Passing clouds were lazy as the wind was slow, and the insects were so present and loud.
A few ball bats lay on the ground, while the one baseball was in hand by Mike. Mike usually had the ball.
Ball gloves were warmed both by the sun and the owner that held it so preciously. Some well-oiled, others well-worn. Most, hand-me-downs gloves came from an older brother, father, or uncle.
Me, I always had to borrow one when they let me, or bare hand catches were my best future. There was no money for baseball gloves in my family, hand-me-down or otherwise.
The thermals of the day caused a dirt devil to race across the field, like a small tornado, lifting that cooked dry dust into a funnel, racing third to second base, becoming invisible by center field.
No one noticed but me, cause I was afraid I would not get chosen again.
So I was staring across the field, where grass fought the heat, and had turned brown in disgust.
I turned my eyes away from the others, feeling my blood in my face, feeling the rejection, once again.
Not my first or last time.
Too tall some said. Too big one said.
I just wanted to play, not to win nor to lose, just to be one of the gang.
While I felt like an outcast, I waited for Larry to stand up for me. He usually did. He was good to the weird looking kid from the wrong side of the tracks.

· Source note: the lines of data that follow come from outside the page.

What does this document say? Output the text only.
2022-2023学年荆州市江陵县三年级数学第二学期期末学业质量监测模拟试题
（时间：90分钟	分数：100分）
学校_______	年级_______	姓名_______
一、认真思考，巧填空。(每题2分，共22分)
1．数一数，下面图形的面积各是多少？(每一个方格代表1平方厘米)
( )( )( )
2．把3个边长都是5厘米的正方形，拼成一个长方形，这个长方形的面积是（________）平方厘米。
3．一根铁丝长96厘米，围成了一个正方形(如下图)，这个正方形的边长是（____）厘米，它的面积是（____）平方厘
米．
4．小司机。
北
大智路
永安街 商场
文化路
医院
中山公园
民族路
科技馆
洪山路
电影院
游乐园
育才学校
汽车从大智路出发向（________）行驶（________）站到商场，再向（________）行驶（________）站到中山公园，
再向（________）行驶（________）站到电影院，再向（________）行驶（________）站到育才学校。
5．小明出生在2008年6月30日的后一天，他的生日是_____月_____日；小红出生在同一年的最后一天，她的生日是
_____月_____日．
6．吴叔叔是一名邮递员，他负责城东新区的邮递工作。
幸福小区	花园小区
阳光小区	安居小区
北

He was good to all, I remember, but more than kind to me. Strong for his age. Wise for his age. A good boy that would become a good man.
Why do we protect the weaker ones?
Nature dictates the survival of the fittest.

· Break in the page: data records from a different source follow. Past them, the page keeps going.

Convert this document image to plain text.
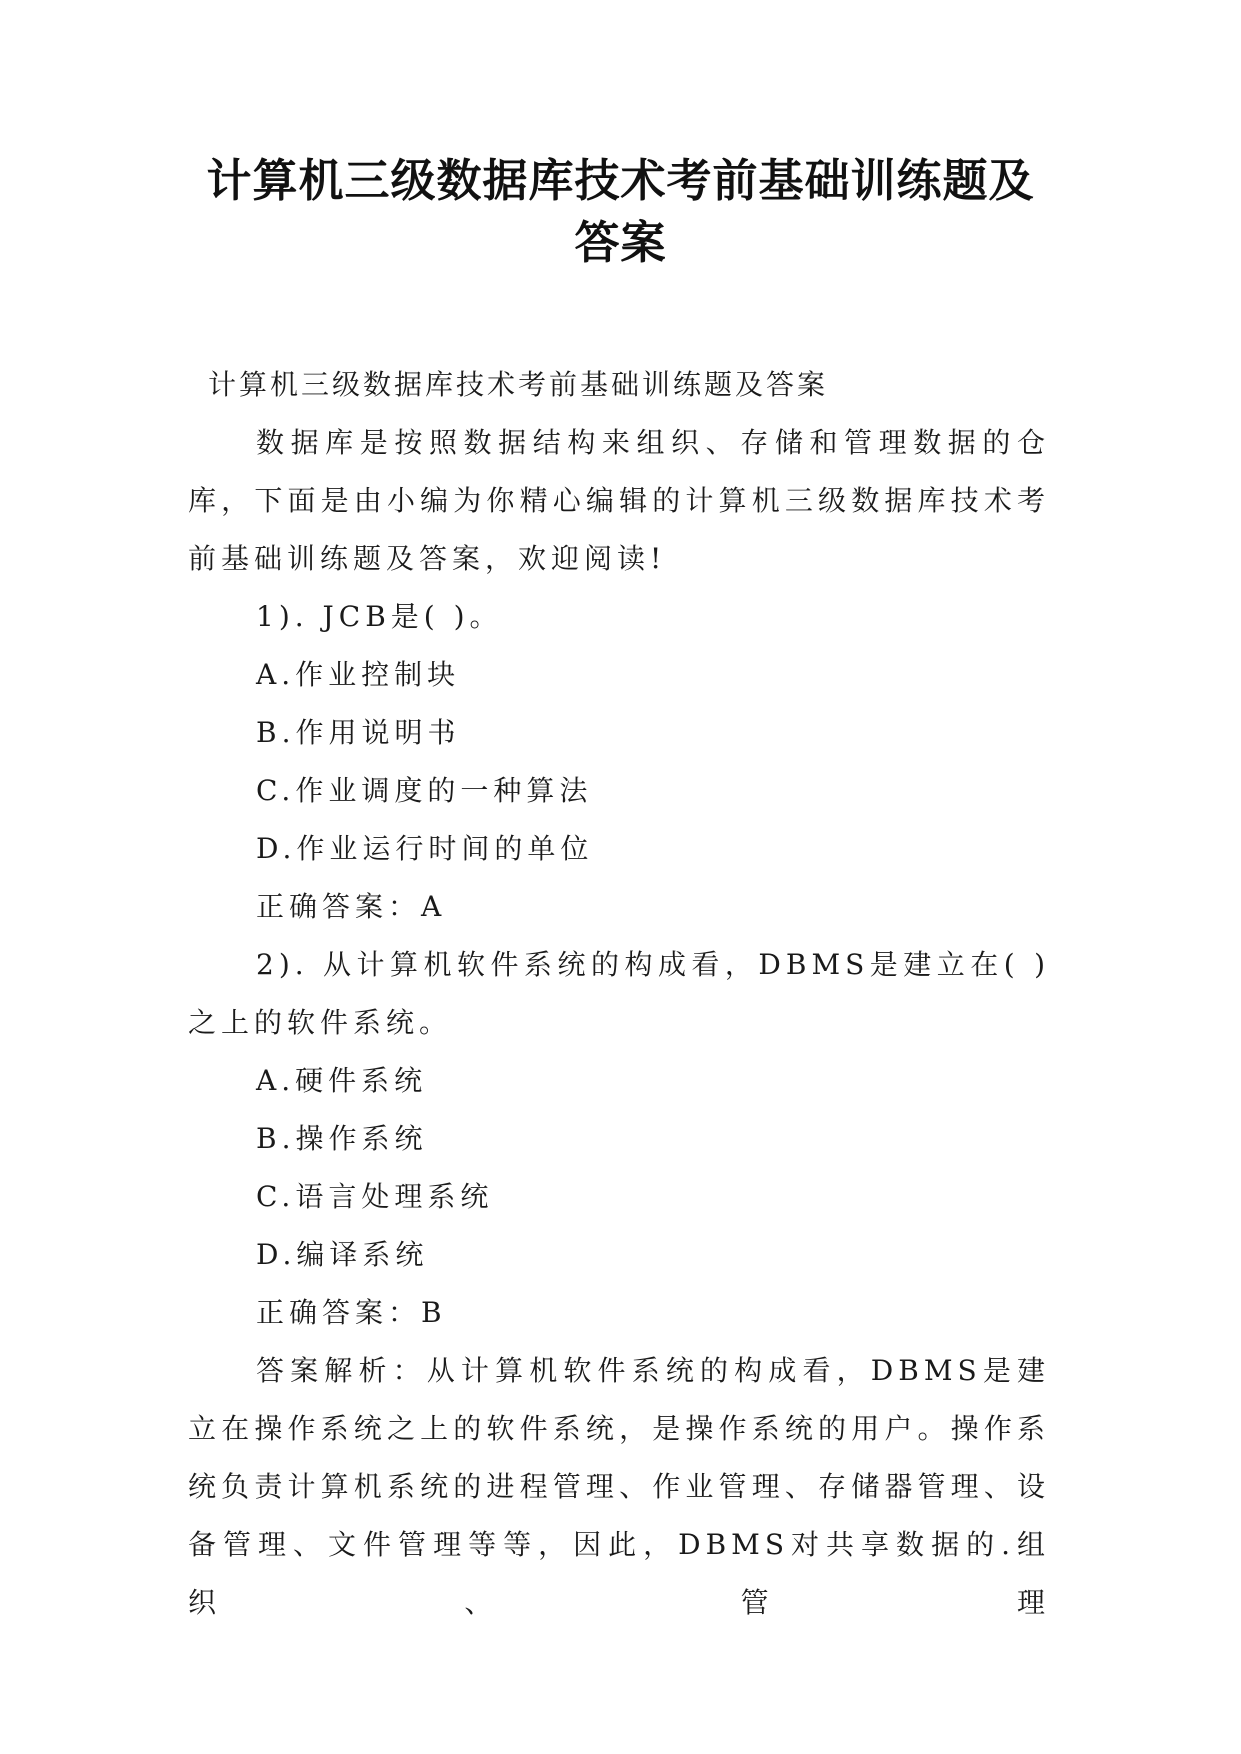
计算机三级数据库技术考前基础训练题及答案

计算机三级数据库技术考前基础训练题及答案

数据库是按照数据结构来组织、存储和管理数据的仓库，下面是由小编为你精心编辑的计算机三级数据库技术考前基础训练题及答案，欢迎阅读!

1). JCB是( )。

A.作业控制块

B.作用说明书

C.作业调度的一种算法

D.作业运行时间的单位

正确答案：A

2). 从计算机软件系统的构成看，DBMS是建立在( )之上的软件系统。

A.硬件系统

B.操作系统

C.语言处理系统

D.编译系统

正确答案：B

答案解析：从计算机软件系统的构成看，DBMS是建立在操作系统之上的软件系统，是操作系统的用户。操作系统负责计算机系统的进程管理、作业管理、存储器管理、设备管理、文件管理等等，因此，DBMS对共享数据的.组织、管理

In time, I learned to deal with rejection, with not being chosen, by taking the lesser portion, the heel of the loaf, the leftovers, the lesser job.
In my humiliation, I was thankful for any morsel thrown my way.
I have become a stronger one now, and try to protect the weak ones, when I can, like I learned so long ago, in a dirt field, with neighborhood rabble, wanting only to play.